На вечернем застолье Антон еще выпил чачи и сильно опьянел. Он не помнил, как лег спать. Последнее, что осталось в его памяти, – как за столом начали петь. Запели сначала женщины, а потом подхватили и мужчины, очень красиво, Антон тоже хотел петь с ними всеми, но слов абхазской песни не знал.
На следующее утро Антона в «военном санатории» разбудила Ларис и спросила его:
– Я им говорила, что ты не привык, наверное, а они тебе наливали, а зачем ты говорил им, что ты пить еще будешь, что ты тоже мужчина? Не надо было! Как ты себя чувствуешь, бедный человек?
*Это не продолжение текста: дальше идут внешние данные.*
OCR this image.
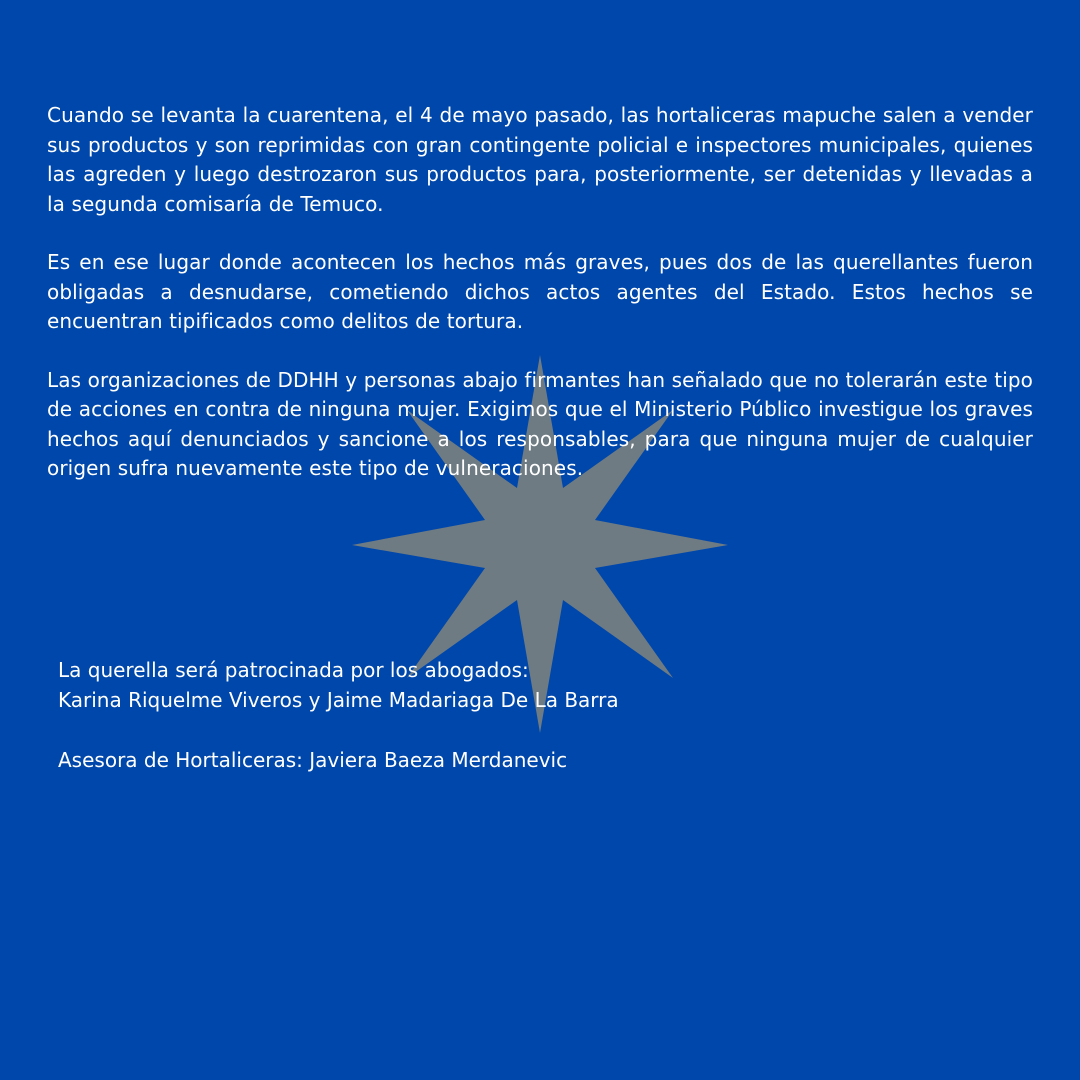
Cuando se levanta la cuarentena, el 4 de mayo pasado, las hortaliceras mapuche salen a vender sus productos y son reprimidas con gran contingente policial e inspectores municipales, quienes las agreden y luego destrozaron sus productos para, posteriormente, ser detenidas y llevadas a la segunda comisaría de Temuco.

Es en ese lugar donde acontecen los hechos más graves, pues dos de las querellantes fueron obligadas a desnudarse, cometiendo dichos actos agentes del Estado. Estos hechos se encuentran tipificados como delitos de tortura.

Las organizaciones de DDHH y personas abajo firmantes han señalado que no tolerarán este tipo de acciones en contra de ninguna mujer. Exigimos que el Ministerio Público investigue los graves hechos aquí denunciados y sancione a los responsables, para que ninguna mujer de cualquier origen sufra nuevamente este tipo de vulneraciones.

La querella será patrocinada por los abogados:
Karina Riquelme Viveros y Jaime Madariaga De La Barra
Asesora de Hortaliceras: Javiera Baeza Merdanevic
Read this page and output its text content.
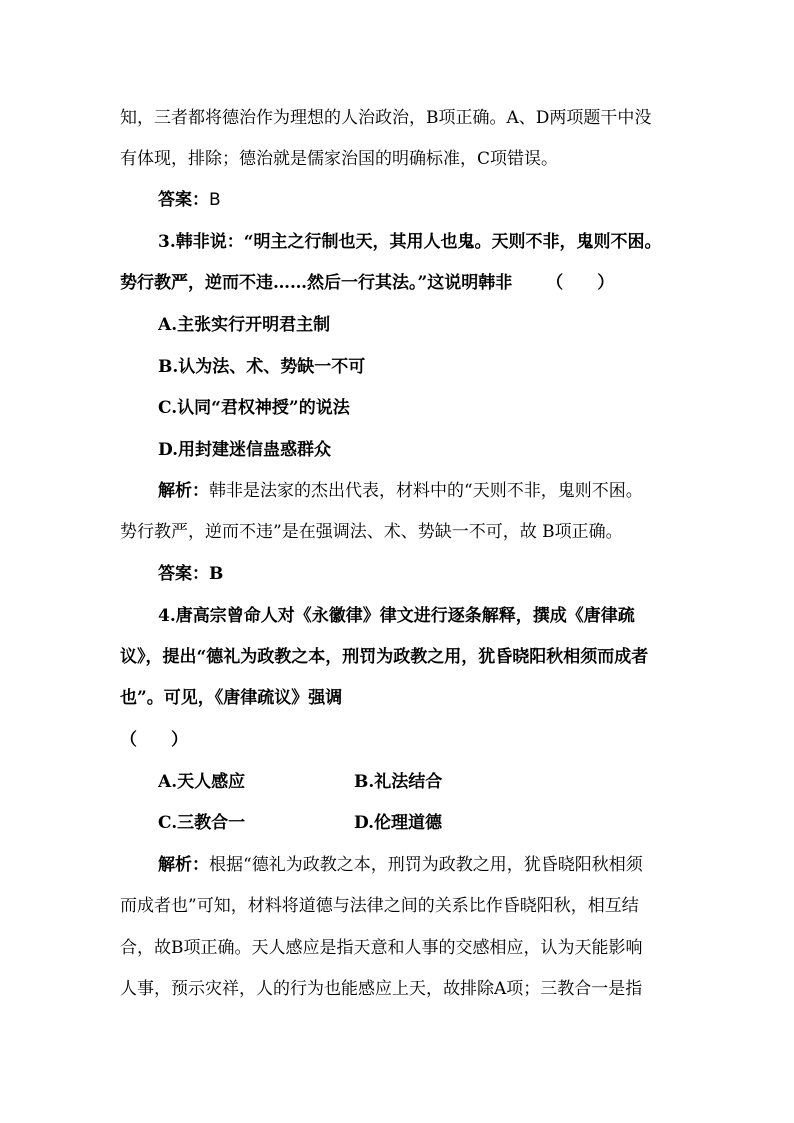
知，三者都将德治作为理想的人治政治，B项正确。A、D两项题干中没
有体现，排除；德治就是儒家治国的明确标准，C项错误。
答案：B
3.韩非说：“明主之行制也天，其用人也鬼。天则不非，鬼则不困。
势行教严，逆而不违……然后一行其法。”这说明韩非 （　　）
A.主张实行开明君主制
B.认为法、术、势缺一不可
C.认同“君权神授”的说法
D.用封建迷信蛊惑群众
解析：韩非是法家的杰出代表，材料中的“天则不非，鬼则不困。
势行教严，逆而不违”是在强调法、术、势缺一不可，故 B项正确。
答案：B
4.唐高宗曾命人对《永徽律》律文进行逐条解释，撰成《唐律疏
议》，提出“德礼为政教之本，刑罚为政教之用，犹昏晓阳秋相须而成者
也”。可见，《唐律疏议》强调
（　　）
A.天人感应	B.礼法结合
C.三教合一	D.伦理道德
解析：根据“德礼为政教之本，刑罚为政教之用，犹昏晓阳秋相须
而成者也”可知，材料将道德与法律之间的关系比作昏晓阳秋，相互结
合，故B项正确。天人感应是指天意和人事的交感相应，认为天能影响
人事，预示灾祥，人的行为也能感应上天，故排除A项；三教合一是指
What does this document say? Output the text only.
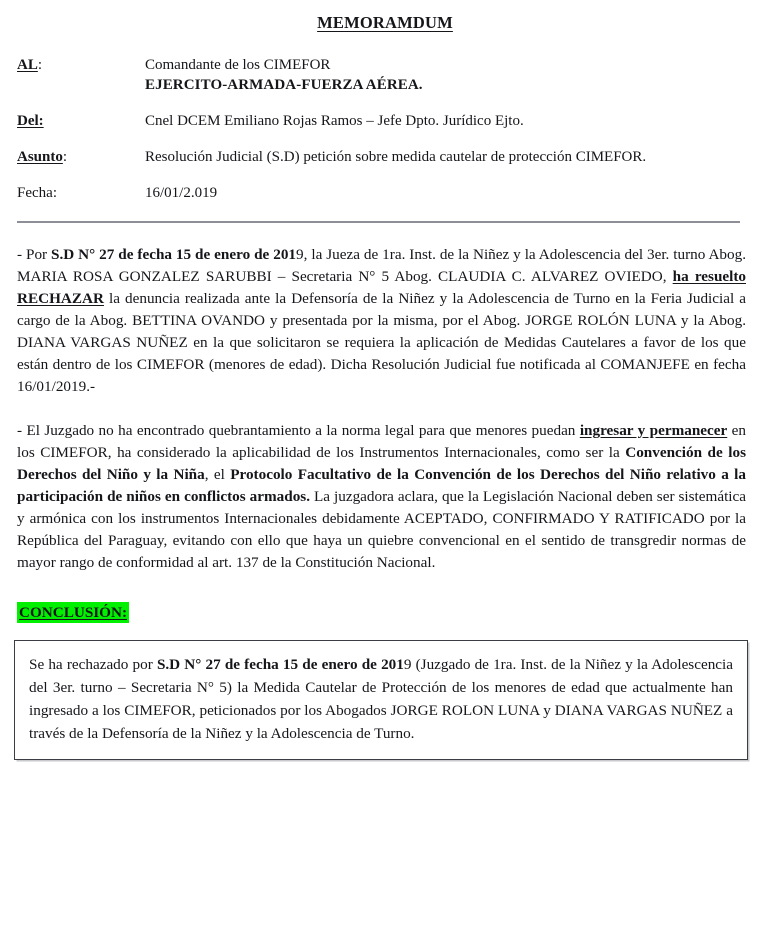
MEMORAMDUM
AL:	Comandante de los CIMEFOR
EJERCITO-ARMADA-FUERZA AÉREA.
Del:	Cnel DCEM Emiliano Rojas Ramos – Jefe Dpto. Jurídico Ejto.
Asunto:	Resolución Judicial (S.D) petición sobre medida cautelar de protección CIMEFOR.
Fecha:	16/01/2.019

- Por S.D N° 27 de fecha 15 de enero de 2019, la Jueza de 1ra. Inst. de la Niñez y la Adolescencia del 3er. turno Abog. MARIA ROSA GONZALEZ SARUBBI – Secretaria N° 5 Abog. CLAUDIA C. ALVAREZ OVIEDO, ha resuelto RECHAZAR la denuncia realizada ante la Defensoría de la Niñez y la Adolescencia de Turno en la Feria Judicial a cargo de la Abog. BETTINA OVANDO y presentada por la misma, por el Abog. JORGE ROLÓN LUNA y la Abog. DIANA VARGAS NUÑEZ en la que solicitaron se requiera la aplicación de Medidas Cautelares a favor de los que están dentro de los CIMEFOR (menores de edad). Dicha Resolución Judicial fue notificada al COMANJEFE en fecha 16/01/2019.-

- El Juzgado no ha encontrado quebrantamiento a la norma legal para que menores puedan ingresar y permanecer en los CIMEFOR, ha considerado la aplicabilidad de los Instrumentos Internacionales, como ser la Convención de los Derechos del Niño y la Niña, el Protocolo Facultativo de la Convención de los Derechos del Niño relativo a la participación de niños en conflictos armados. La juzgadora aclara, que la Legislación Nacional deben ser sistemática y armónica con los instrumentos Internacionales debidamente ACEPTADO, CONFIRMADO Y RATIFICADO por la República del Paraguay, evitando con ello que haya un quiebre convencional en el sentido de transgredir normas de mayor rango de conformidad al art. 137 de la Constitución Nacional.

CONCLUSIÓN:

Se ha rechazado por S.D N° 27 de fecha 15 de enero de 2019 (Juzgado de 1ra. Inst. de la Niñez y la Adolescencia del 3er. turno – Secretaria N° 5) la Medida Cautelar de Protección de los menores de edad que actualmente han ingresado a los CIMEFOR, peticionados por los Abogados JORGE ROLON LUNA y DIANA VARGAS NUÑEZ a través de la Defensoría de la Niñez y la Adolescencia de Turno.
– Не знаю, – сказал Антон, прислушиваясь к своим чувствам.
Чувств не было никаких.
– На, сынок, выпей мацони, – сказала Ларис. – Хорошо будет.
И Ларис протянула Антону большую кружку, доверху наполненную густым белым напитком. Антон подчинился и стал пить. Мацони был сладким и очень холодным. Он выпил всю кружку. Похмелье прошло, не успев наступить, двери в ад закрылись не открывшись. Немного придя в себя, Антон сказал, что хочет пойти погулять. Ларис вывела его на улицу и отпустила, убедившись, что Антон ходит, а не падает.
Антон пошел один по деревне, по дороге, ведущей вверх по склону горы. Деревня в это утро показалась ему очень знакомой, как будто он прожил здесь много лет. Утром после Пасхи на кладбище армян было безлюдно. Антон удивился сначала, что столы под навесами у могил по-прежнему обильно накрыты. Хотел спросить, для кого, но спросить было не у кого. Потом на самом верху кладбища, у мавзолея сына директора ресторана, он увидел Карапета, Нагапета и Гамлета. Три деда сидели на скамейке и задумчиво смотрели на кладбище.
Антон подошел к ним, поздоровался и спросил:
– Столы накрыты… Это для кого?
– А сам как думаешь? – усмехнулся Гамлет.
Антон задумался и сказал:
– Для людей.
– Правильно, – сказал Гамлет, – я смотрю, с утра соображаешь шустро, молодчик.
– А для каких людей? – настаивал Антон, – Для… опоздавших, что ли?
– Да, – засмеялся Гамлет, – можно так сказать, мой брат. Для опоздавших по жизни.
– Для бичей, – пояснил для Антона приветливый «дон» Карапет. – На следующий день после Пасхи бичи приходят. Покушают, выпьют как люди хоть раз в году. Помянут родственников наших. У нас так считается, бичи когда поминают – это хорошо. Когда один бич поминает – это как три нормальных человека поминают. А есть такие, что вообще не дай бог – один к десяти, считается.